The set of concepts that law department managers can apply to improve their operations is actually quite small. I count a half dozen of them.

1. You can streamline a process (See my post of May 28, 2007 on five aspects of processes; and May 28, 2007 on Six Sigma.).

2. You can standardize practices (See my posts of Nov. 3, 2005 about standardizing outside counsel practices; Feb. 21, 2007 about standardized bill formats; but see my post of April 17, 2007 that debunks standardization of legal work.).

3. You can invest in technology – where that term means more than just software and hardware (See my post of June 27, 2007 with three examples of law department productivity enhancers.).

4. You can train and educate both clients and law department members (See my post of June 30, 2007 as the sixth in a series on human capital initiatives.).

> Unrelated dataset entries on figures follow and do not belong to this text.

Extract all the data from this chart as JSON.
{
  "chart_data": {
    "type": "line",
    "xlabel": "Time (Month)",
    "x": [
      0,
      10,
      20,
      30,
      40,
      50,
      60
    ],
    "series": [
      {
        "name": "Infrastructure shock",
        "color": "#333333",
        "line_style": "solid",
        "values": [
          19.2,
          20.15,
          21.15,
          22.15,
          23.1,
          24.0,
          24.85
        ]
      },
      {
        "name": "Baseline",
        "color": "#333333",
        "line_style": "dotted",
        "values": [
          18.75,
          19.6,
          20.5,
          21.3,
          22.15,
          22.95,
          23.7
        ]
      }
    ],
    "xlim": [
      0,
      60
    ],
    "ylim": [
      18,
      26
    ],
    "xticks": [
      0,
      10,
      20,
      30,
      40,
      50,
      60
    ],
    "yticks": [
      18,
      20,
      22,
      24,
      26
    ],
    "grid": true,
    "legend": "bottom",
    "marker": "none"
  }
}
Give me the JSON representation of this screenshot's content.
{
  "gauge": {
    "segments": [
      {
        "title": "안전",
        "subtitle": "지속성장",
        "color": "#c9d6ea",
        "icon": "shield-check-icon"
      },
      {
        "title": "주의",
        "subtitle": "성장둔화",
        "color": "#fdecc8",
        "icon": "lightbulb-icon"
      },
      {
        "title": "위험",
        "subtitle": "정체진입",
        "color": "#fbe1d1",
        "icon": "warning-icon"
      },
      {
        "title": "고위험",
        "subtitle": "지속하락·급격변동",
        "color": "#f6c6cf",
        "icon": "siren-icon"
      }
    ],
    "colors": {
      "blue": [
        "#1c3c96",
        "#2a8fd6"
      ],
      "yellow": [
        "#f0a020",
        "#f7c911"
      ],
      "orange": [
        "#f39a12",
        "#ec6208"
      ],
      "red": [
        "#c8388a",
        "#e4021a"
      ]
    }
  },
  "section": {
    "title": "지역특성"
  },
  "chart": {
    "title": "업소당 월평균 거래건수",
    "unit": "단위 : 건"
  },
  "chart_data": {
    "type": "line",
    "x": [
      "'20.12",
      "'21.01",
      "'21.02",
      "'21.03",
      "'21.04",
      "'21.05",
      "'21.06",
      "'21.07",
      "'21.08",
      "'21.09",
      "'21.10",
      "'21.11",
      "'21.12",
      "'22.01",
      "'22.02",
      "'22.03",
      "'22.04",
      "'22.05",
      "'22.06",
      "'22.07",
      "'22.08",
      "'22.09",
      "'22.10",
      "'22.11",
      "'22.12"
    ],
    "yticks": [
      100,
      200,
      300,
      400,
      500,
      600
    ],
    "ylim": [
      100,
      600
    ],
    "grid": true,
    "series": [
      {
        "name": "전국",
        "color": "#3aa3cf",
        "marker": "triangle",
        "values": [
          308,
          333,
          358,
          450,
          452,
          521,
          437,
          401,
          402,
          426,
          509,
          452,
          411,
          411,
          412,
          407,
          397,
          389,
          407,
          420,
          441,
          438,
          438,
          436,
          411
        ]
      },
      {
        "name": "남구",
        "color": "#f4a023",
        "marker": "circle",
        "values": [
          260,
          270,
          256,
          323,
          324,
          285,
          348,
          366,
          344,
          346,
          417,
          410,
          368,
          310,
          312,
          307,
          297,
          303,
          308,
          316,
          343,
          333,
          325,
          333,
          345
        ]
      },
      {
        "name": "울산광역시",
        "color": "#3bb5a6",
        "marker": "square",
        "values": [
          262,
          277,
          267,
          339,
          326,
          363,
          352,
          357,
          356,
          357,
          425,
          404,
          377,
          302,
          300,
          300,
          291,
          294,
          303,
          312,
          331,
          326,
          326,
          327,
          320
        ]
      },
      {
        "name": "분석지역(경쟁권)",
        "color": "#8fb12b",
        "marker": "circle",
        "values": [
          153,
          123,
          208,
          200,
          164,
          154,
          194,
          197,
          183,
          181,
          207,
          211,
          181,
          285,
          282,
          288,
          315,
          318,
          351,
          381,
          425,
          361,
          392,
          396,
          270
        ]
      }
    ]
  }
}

5. You can manage work distribution, such as by assigning the right people to the right tasks (See my posts of Aug. 26, 2006 with a definition of “delegation”; Aug. 26, 2005 on how to measure delegation to paralegals; Nov. 6, 2006 on the assignment of litigation tasks to paralegals at AXA; Aug. 2, 2006 and the challenge of delegation; April 17, 2007 about delegating contracts work.). The broadest swathe of delegation is retention of outside counsel.

6. You can motivate people to work harder (See my post of Feb. 21, 2007 on extrinsic and intrinsic motivators.).

In short, to improve your operations you can simplify, improve resources, routinize, educate, or push.